Wednesday, October 18, 2006

Taming the email monster

Craig Ball

E-mail should be easy. It's got those handy subject lines. It's electronically searchable. The circulation list's right up front. It's a cinch to file.

In reality, e-mail conversations veer off topic, search is hit-or-miss (CUL8R), addresses are cryptic (HotBob11@yahoo.com) and only the most organized among us file e-mail with anything like the effort once accorded paper correspondence. Personal messages rub elbows with privileged communications, spam and key business intelligence.

During WWII, everyone knew, "Loose lips sink ships." But does every employee appreciate the risk and cost of slipshod e-mail? Get tough on e-mail through policy -- then train, audit and enforce. Train to manage e-mail, appreciate that messages never die and know that hasty words are eaten under oath. Tame the e-mail beast and the rest is easy.
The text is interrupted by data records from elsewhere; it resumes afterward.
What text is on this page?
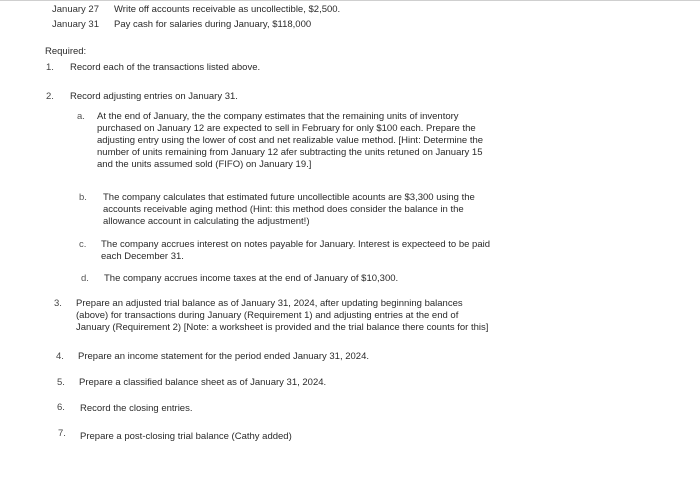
January 27 Write off accounts receivable as uncollectible, $2,500.
January 31 Pay cash for salaries during January, $118,000
Required:
1. Record each of the transactions listed above.
2. Record adjusting entries on January 31.
a. At the end of January, the the company estimates that the remaining units of inventory purchased on January 12 are expected to sell in February for only $100 each. Prepare the adjusting entry using the lower of cost and net realizable value method. [Hint: Determine the number of units remaining from January 12 afer subtracting the units retuned on January 15 and the units assumed sold (FIFO) on January 19.]
b. The company calculates that estimated future uncollectible acounts are $3,300 using the accounts receivable aging method (Hint: this method does consider the balance in the allowance account in calculating the adjustment!)
c. The company accrues interest on notes payable for January. Interest is expecteed to be paid each December 31.
d. The company accrues income taxes at the end of January of $10,300.
3. Prepare an adjusted trial balance as of January 31, 2024, after updating beginning balances (above) for transactions during January (Requirement 1) and adjusting entries at the end of January (Requirement 2) [Note: a worksheet is provided and the trial balance there counts for this]
4. Prepare an income statement for the period ended January 31, 2024.
5. Prepare a classified balance sheet as of January 31, 2024.
6. Record the closing entries.
7. Prepare a post-closing trial balance (Cathy added)
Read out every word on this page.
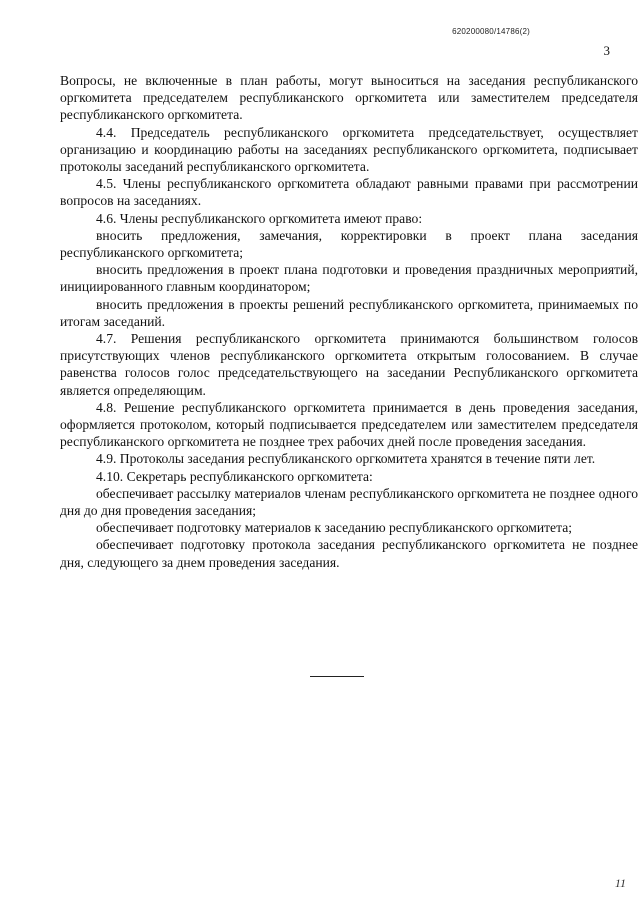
620200080/14786(2)
3

Вопросы, не включенные в план работы, могут выноситься на заседания республиканского оргкомитета председателем республиканского оргкомитета или заместителем председателя республиканского оргкомитета.

4.4. Председатель республиканского оргкомитета председательствует, осуществляет организацию и координацию работы на заседаниях республиканского оргкомитета, подписывает протоколы заседаний республиканского оргкомитета.

4.5. Члены республиканского оргкомитета обладают равными правами при рассмотрении вопросов на заседаниях.

4.6. Члены республиканского оргкомитета имеют право:

вносить предложения, замечания, корректировки в проект плана заседания республиканского оргкомитета;

вносить предложения в проект плана подготовки и проведения праздничных мероприятий, инициированного главным координатором;

вносить предложения в проекты решений республиканского оргкомитета, принимаемых по итогам заседаний.

4.7. Решения республиканского оргкомитета принимаются большинством голосов присутствующих членов республиканского оргкомитета открытым голосованием. В случае равенства голосов голос председательствующего на заседании Республиканского оргкомитета является определяющим.

4.8. Решение республиканского оргкомитета принимается в день проведения заседания, оформляется протоколом, который подписывается председателем или заместителем председателя республиканского оргкомитета не позднее трех рабочих дней после проведения заседания.

4.9. Протоколы заседания республиканского оргкомитета хранятся в течение пяти лет.

4.10. Секретарь республиканского оргкомитета:

обеспечивает рассылку материалов членам республиканского оргкомитета не позднее одного дня до дня проведения заседания;

обеспечивает подготовку материалов к заседанию республиканского оргкомитета;

обеспечивает подготовку протокола заседания республиканского оргкомитета не позднее дня, следующего за днем проведения заседания.

11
Lotus Notes used to have a handy feature that after you sent every email it would ask you if you wanted to save it, where you wanted to file it, or if you just wanted to delete your copy. Almost always you wanted to delete it. Lotus had the same feature every time you opened an email, did you want to file it, delete it, or just leave it in your inbox. It is much easier to do this as you go rather than go back and decide what to do with each note and it puzzles me that this feature is not standard on email software.